I won't look; I won't be distracted.
These are different from the ordinary Five Precepts Buddhists undertake to keep all the rest of the time in these ways:
  1. As in the Five Precepts, one avoids killing ANY kind of living being.
  2. One does not steal or remove anything on this day, as it might be an offense and one is practicing letting go by all of these eight.
  3. Ordinarily one only avoids "sexual misconduct" (i.e., sex with 10 types of people who are "off-limits," or using coercion, or harming anyone by our sexual or erotic activity/sensuality (abuse of the senses, such as the sense of taste through gluttony, etc.) as by cheating or ruining others' relationships.

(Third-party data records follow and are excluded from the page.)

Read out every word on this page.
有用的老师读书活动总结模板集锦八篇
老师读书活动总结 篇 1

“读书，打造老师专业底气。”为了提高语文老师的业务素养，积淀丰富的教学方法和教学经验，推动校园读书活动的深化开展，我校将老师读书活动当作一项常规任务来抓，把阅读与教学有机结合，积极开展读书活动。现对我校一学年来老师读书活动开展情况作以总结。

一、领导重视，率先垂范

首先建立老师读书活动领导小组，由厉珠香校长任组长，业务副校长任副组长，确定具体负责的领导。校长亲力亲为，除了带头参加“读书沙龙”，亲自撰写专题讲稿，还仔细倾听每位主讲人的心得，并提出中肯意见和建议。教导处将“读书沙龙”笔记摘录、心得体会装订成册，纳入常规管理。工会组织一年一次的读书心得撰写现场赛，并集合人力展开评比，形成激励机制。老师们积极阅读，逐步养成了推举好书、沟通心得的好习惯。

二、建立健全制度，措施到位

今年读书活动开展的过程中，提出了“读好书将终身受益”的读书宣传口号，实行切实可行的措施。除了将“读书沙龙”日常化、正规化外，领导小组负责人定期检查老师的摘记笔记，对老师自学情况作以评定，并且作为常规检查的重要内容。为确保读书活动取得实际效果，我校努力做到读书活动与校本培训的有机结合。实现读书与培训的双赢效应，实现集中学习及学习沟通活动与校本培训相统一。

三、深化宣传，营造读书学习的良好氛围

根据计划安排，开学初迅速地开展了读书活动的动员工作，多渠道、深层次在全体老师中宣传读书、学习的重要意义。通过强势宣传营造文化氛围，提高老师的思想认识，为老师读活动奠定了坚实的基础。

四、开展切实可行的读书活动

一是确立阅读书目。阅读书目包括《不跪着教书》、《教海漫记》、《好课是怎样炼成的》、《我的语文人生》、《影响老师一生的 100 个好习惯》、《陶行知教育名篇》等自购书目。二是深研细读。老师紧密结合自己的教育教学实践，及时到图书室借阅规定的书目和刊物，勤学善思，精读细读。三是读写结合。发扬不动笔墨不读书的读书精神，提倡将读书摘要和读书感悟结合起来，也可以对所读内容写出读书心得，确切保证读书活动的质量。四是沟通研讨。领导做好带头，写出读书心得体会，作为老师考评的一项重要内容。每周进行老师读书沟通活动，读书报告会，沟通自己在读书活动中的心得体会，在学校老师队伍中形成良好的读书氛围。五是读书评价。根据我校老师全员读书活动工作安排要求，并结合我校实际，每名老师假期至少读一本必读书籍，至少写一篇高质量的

  4. This actually does not refer merely to lying but to all four types of "wrong speech" -- useless (idle or frivolous babble, "animal talk"), divisive, perjured, or harsh speech.
  5. This specifies alcohol but one understands it to refer to any intoxicant that "occasions heedlessness," that is, whether pharmaceutical or natural, it causes one to be negligent or lose control and violate the other precepts.
  6. The "correct" time to eat for purposes of keeping this precept is between first light, when first able to distinguish the lines of the palm, and noon.
  7. These are unnecessary or vain distractions that may inhibit lucid mindfulness, clear comprehension, and meditation.
  8. These are luxurious indulgences, which often give rise to sexual feelings, laziness, or impulsive consumption when we are striving for a free, unaddicted, undistracted/concentrated, ascetic attentiveness to simplicity. While these may not be harmful in and of themselves, for this 24 hour period, they undermine our efforts and strengthen dissolute (energy-wasting) habits.